Замечательно найдена визуальная основа спектакля: бутафорские разноцветные карандаши (реквизит, бутафория – Дмитрий Красюк, Виктория Григорьева). Основное орудие поэтического труда, символ слова, по ходу развития сюжета может трансформироваться в инструмент физического труда, столь же созидательного. Но может превратиться из орудия в оружие. Подавления, пытки, расправы, убийства. Слово, оно обоюдоострое, знаете ли…
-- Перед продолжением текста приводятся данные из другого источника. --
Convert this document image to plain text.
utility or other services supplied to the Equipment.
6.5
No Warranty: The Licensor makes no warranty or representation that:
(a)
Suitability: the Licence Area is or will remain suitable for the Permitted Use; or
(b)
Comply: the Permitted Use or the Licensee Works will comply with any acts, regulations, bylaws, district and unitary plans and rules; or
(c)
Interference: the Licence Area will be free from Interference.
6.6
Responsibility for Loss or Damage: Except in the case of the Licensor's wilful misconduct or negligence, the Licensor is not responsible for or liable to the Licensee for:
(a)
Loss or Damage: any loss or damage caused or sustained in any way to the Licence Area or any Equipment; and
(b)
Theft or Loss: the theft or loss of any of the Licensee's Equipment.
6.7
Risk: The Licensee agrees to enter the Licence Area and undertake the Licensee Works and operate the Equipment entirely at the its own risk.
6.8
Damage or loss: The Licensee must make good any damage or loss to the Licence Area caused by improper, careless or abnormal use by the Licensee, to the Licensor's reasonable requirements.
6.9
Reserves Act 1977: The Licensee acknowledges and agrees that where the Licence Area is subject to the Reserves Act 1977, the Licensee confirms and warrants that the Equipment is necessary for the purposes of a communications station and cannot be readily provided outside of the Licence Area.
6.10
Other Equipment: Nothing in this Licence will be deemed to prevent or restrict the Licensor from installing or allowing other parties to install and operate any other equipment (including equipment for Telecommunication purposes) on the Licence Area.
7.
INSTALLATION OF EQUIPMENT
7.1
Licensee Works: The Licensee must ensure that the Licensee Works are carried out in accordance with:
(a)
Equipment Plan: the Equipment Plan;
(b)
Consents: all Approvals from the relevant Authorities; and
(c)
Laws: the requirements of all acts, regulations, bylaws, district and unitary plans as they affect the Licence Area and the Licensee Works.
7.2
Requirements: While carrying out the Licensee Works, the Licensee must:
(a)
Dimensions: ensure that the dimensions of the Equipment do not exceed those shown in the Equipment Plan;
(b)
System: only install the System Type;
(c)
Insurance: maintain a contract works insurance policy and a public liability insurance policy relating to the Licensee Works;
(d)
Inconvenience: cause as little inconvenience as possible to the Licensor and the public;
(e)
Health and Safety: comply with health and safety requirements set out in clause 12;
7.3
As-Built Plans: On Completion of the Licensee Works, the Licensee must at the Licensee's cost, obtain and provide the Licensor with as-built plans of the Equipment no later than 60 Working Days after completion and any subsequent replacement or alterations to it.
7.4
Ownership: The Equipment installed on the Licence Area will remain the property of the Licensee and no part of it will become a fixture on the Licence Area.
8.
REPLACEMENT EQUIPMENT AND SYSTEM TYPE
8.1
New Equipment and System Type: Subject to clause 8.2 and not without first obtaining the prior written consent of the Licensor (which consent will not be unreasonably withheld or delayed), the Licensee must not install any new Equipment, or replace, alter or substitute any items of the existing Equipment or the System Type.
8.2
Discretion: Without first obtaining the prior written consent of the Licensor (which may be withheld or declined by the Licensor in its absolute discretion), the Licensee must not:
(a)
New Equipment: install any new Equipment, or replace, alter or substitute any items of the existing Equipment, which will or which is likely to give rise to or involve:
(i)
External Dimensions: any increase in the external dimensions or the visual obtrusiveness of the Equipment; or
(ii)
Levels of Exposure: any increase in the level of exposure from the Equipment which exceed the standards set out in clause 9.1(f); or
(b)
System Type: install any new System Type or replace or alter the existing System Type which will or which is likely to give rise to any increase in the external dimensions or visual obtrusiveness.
С театралами над спектаклем работала прекрасная команда профессионалов из КОМК им. С.В. Рахманинова: Александр Зайцев, музыкальный продюсер, педагог по вокалу, это он превратил актёра Леонида Зинина в отменного рок-певца; Дмитрий Кошелев, композитор, саунд-продюсер, он, великолепный аранжировщик, создатель многомерной музыкальной фактуры спектакля, воодушевившись работой, написал (и исполнил) свой музыкальный вариант стихотворения поэта «Можжевеловый куст»; Валерий Мелкий, саунд-продюсер; Роман Рыбников, звукорежиссёр; Диана Крымова, талантливая вокалистка, она внесла свою яркую ноту в финальный рок-дуэт; Роман Сафронов, художник по свету, умело творящий завораживающую игру света и цвета вослед музыкальной, поэтической и пластической линиям развития сюжета. Провозглашённая в своё время Заболоцким важная для поэта триада (мысль – образ – музыка) нашла в спектакле достойное воплощение. Хочется думать, что сложившееся творческое сотрудничество будет иметь несомненное продолжение.
На обложке упомянутой мною программки человеческая фигурка упрямым Сизифом? Атлантом? удерживает на опасной наклонной черте готовую рухнуть и разбиться вдребезги Земную сферу.
Что для нас наша планета? Уязвимо-хрупкий шар, эстафетой бережно передаваемый из рук в руки, из поколения в поколение? Полигон для военных действий? – наглядным пособием небрежно зашвырывает Солдат (Андрей Игнатюк) глобус в заплечную авоську... Яблоко, что вытерли о рубаху (так делает персонаж одного из эпизодов спектакля), прежде чем отгрызть-отхватить кусок (каждому – свой?)...
Но скользит по сцене прелестный поэтический арабеск, девочка с шаром (Настя Алексеенко), пластическая метафора спектакля. Но красноречив «фирменный перевёртыш» Литературного, когда легендарная фраза «И всё-таки она вертится!» произносится – вопреки всем здравым смыслам – не великим астрономом, а его антагонистом-палачом. Более того (двойной «перевёртыш!»), эта фраза произносится в сцене… казни Джордано Бруно (Андрей Казаков). Ибо – и это очень важно для режиссёра! – галилеевская реплика звучит здесь символически – паролем для всех, кто мог бы её произнести! А это, несомненно, и Джордано Бруно, и Леонардо да Винчи, и поэты, чьи имена прозвучали в спектакле как сухой щелчок револьверного выстрела... И, разумеется, Заболоцкий.
Значит, всё-таки она вертится?.. И бережно укутывают-укрывают Землю персонажи этой феерической мистерии, превращая загадочную мантру поэта Заболоцкого «Меркнут знаки Зодиака» в выразительно-образную (и ребёнку ясно!) финальную колыбельную.
День миновал. Завтра – будет новый. И как не хочется ставить после предыдущей фразы вопросительный знак.